Osmond Studios
- Industry: Television and Audio Production
- Founded: 1977; 48 years ago
- Fate: Sold
- Headquarters: Orem, Utah, United States

= Osmond Studios =

Utah recording facility

Osmond Studios (known as the Osmond Entertainment Center) was a television and audio recording production studio built in Orem, Utah by The Osmonds in 1977. It housed the Osmond's production company, Osmond Productions. The studio was where many of the Donny & Marie television series and The Osmond Family Show, were produced.
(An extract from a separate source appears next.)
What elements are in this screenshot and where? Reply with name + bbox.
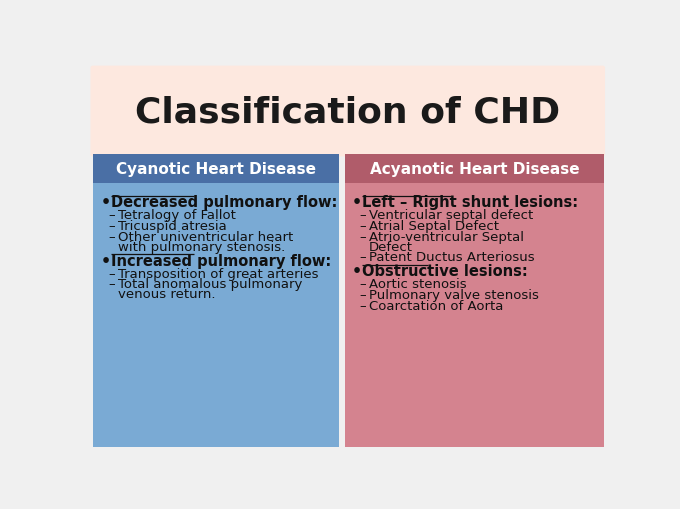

The studio was located at 777 N Palisades Drive in Orem, Utah. The 91,000-square foot complex offered a 17,800 two-story office area and two major production studios with a combined 21,300 square feet of space. A mobile ice-skating rink was incorporated for presenting a weekly ice-skating number. The main production floor had sectional seating for 280 audience members. Facilities of the studios included a 5,000 square foot rehearsal hall connected to a state-of-the-art 24-track recording studio, which was able to accommodate a full-size symphony orchestra. There were nine dressing rooms, makeup room, wardrobe and fitting room, audio and video control booths, still-photo studio and photo lab, lighting department and set design shops, scenery storage areas, electrical shops, reception area and lounges. Principal architect for the project was J. Shirl Cornwall of Cornwall Associates, Pasadena.

The first major production at the studio was the Donny & Marie variety TV series, which relocated from Los Angeles to the new Osmond facility in 1977 for what would be its final season. In 1981, the "Osmond Family Christmas Festival" was held at the studios as an event for families during Christmas featuring ice skating, drinking hot chocolate or cider, and visiting with Santa Claus. The in-studio ice-skating rink was moved to the parking lot for the occasion.
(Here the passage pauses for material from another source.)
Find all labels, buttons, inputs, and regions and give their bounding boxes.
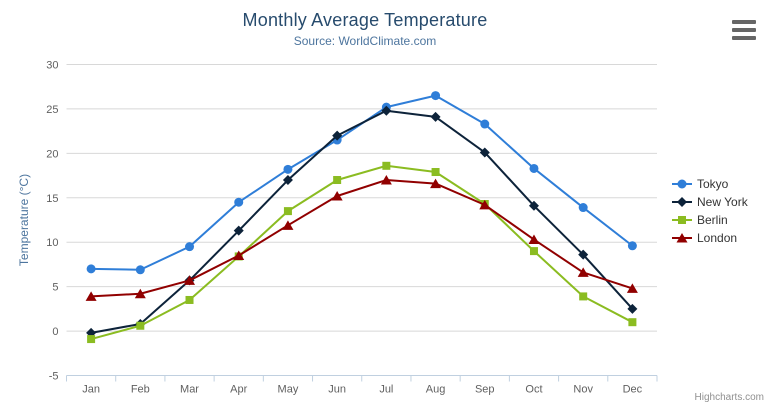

The Osmonds sold the studio in 1989 to Ventura Entertainment Group when it was no longer feasible to continue operating it.

James "Jimmy" Osmond later purchased the studio buildings back and refurbished them. For a while it housed the main offices of the Osmond Real Estate company until 1993, when it moved to a different location. Currently, the building is being used by Cirque Lodge as a private alcohol and drug abuse rehab center.